Cibo in bicicletta: taglio alle emissioni

Consegna cibo in bicicletta: opportunità o un’occasione persa? Deliveroo ormai è una realtà consolidata; il sito che ti connette ai migliori ristoranti che ti portano il cibo a casa, secondo una recente ricerca farebbe risparmiare circa 6.400 tonnellate di C02 all’anno, nei dodici paesi dove il servizio è diffuso.

Come funziona Deliveroo

Deliveroo ti permette di ricercare i ristoranti nella tua zona che in meno di mezz’ora ti consegneranno il pranzo o la cena che preferisci direttamente a casa. I rider sono ragazzi che si spostano generalmente in bici per consegnare i pasti a domicilio. L’azienda è molto fiera di contribuire al rispetto e alla tutela dell’ambiente. Il rispetto del”aria sembra però non coincidere con il rispetto dei lavoratori, chiamati rider.

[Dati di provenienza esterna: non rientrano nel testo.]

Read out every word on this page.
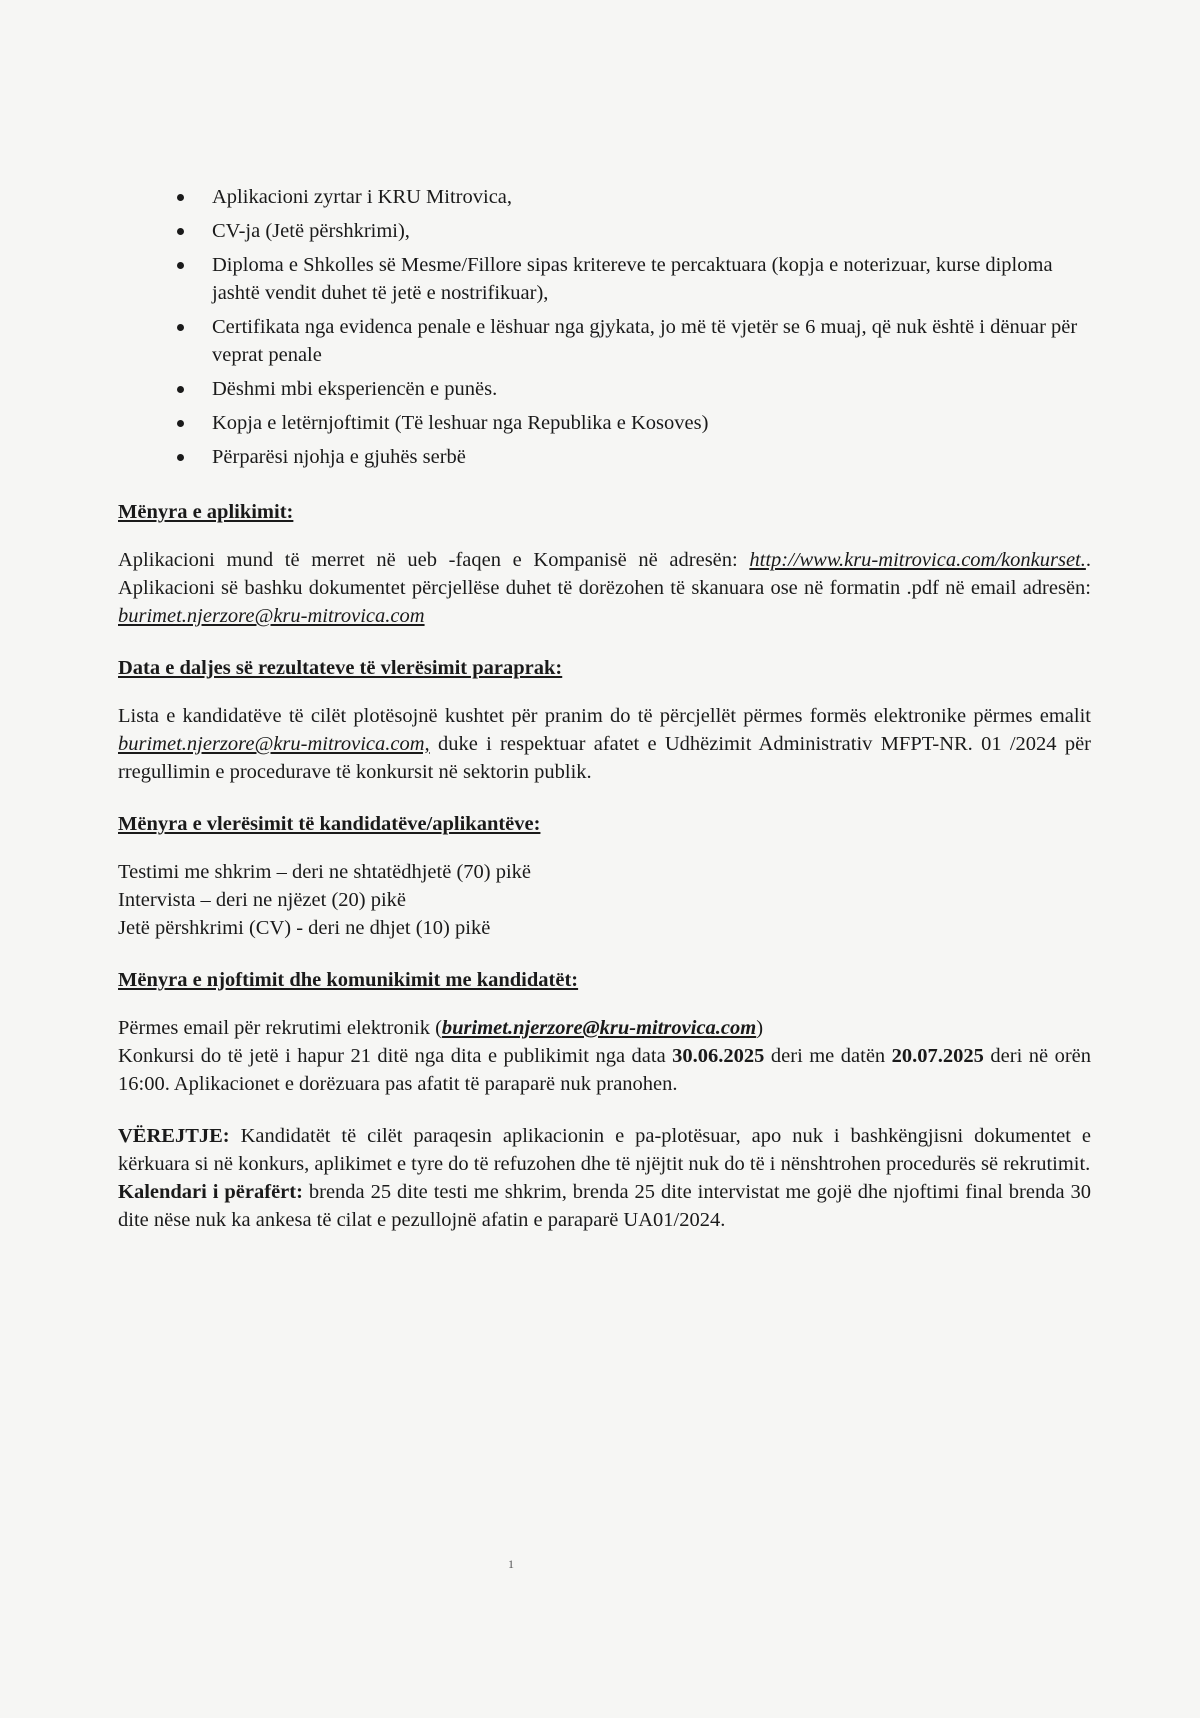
Aplikacioni zyrtar i KRU Mitrovica,
CV-ja (Jetë përshkrimi),
Diploma e Shkolles së Mesme/Fillore sipas kritereve te percaktuara (kopja e noterizuar, kurse diploma jashtë vendit duhet të jetë e nostrifikuar),
Certifikata nga evidenca penale e lëshuar nga gjykata, jo më të vjetër se 6 muaj, që nuk është i dënuar për veprat penale
Dëshmi mbi eksperiencën e punës.
Kopja e letërnjoftimit (Të leshuar nga Republika e Kosoves)
Përparësi njohja e gjuhës serbë
Mënyra e aplikimit:

Aplikacioni mund të merret në ueb -faqen e Kompanisë në adresën: http://www.kru-mitrovica.com/konkurset.. Aplikacioni së bashku dokumentet përcjellëse duhet të dorëzohen të skanuara ose në formatin .pdf në email adresën: burimet.njerzore@kru-mitrovica.com

Data e daljes së rezultateve të vlerësimit paraprak:

Lista e kandidatëve të cilët plotësojnë kushtet për pranim do të përcjellët përmes formës elektronike përmes emalit burimet.njerzore@kru-mitrovica.com, duke i respektuar afatet e Udhëzimit Administrativ MFPT-NR. 01 /2024 për rregullimin e procedurave të konkursit në sektorin publik.

Mënyra e vlerësimit të kandidatëve/aplikantëve:
Testimi me shkrim – deri ne shtatëdhjetë (70) pikë
Intervista – deri ne njëzet (20) pikë
Jetë përshkrimi (CV) - deri ne dhjet (10) pikë
Mënyra e njoftimit dhe komunikimit me kandidatët:

Përmes email për rekrutimi elektronik (burimet.njerzore@kru-mitrovica.com)
Konkursi do të jetë i hapur 21 ditë nga dita e publikimit nga data 30.06.2025 deri me datën 20.07.2025 deri në orën 16:00. Aplikacionet e dorëzuara pas afatit të paraparë nuk pranohen.

VËREJTJE: Kandidatët të cilët paraqesin aplikacionin e pa-plotësuar, apo nuk i bashkëngjisni dokumentet e kërkuara si në konkurs, aplikimet e tyre do të refuzohen dhe të njëjtit nuk do të i nënshtrohen procedurës së rekrutimit.
Kalendari i përafërt: brenda 25 dite testi me shkrim, brenda 25 dite intervistat me gojë dhe njoftimi final brenda 30 dite nëse nuk ka ankesa të cilat e pezullojnë afatin e paraparë UA01/2024.

1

Deliveroo, di fatto è una multinazionale che offre la possibilità a tanti ragazzi di “lavoretti” senza garanzie e precari. L’azienda alcuni mesi fa ha deciso di abolire il salario minimo di 5,60 all’ora per introdurre il cottimo. La decisione ha provocato la protesta dei rider, che hanno iniziato questo lavoro per “arrangiarsi”, ma che poi è diventato “quasi fisso”, visto che in giro ci sono poche opportunità lavorative.

La multinazionale continua a testare l’aria che respiriamo e a fare sondaggi fra i rider e infatti, secondo Deliveroo il 90% dei rider è felice del lavoro che svolge, lo stesso sondaggio ha evidenziato che il 90% apprezza la flessibilità che il lavoro di rider offre. La maggior parte dei ragazzi delle consegne ha meno di 30 anni e quelli che usano la bici guadagna 1,50 in media in più a consegna, mentre quelli che utilizzano lo scooter ricevono un piccolo rimborso per la benzina.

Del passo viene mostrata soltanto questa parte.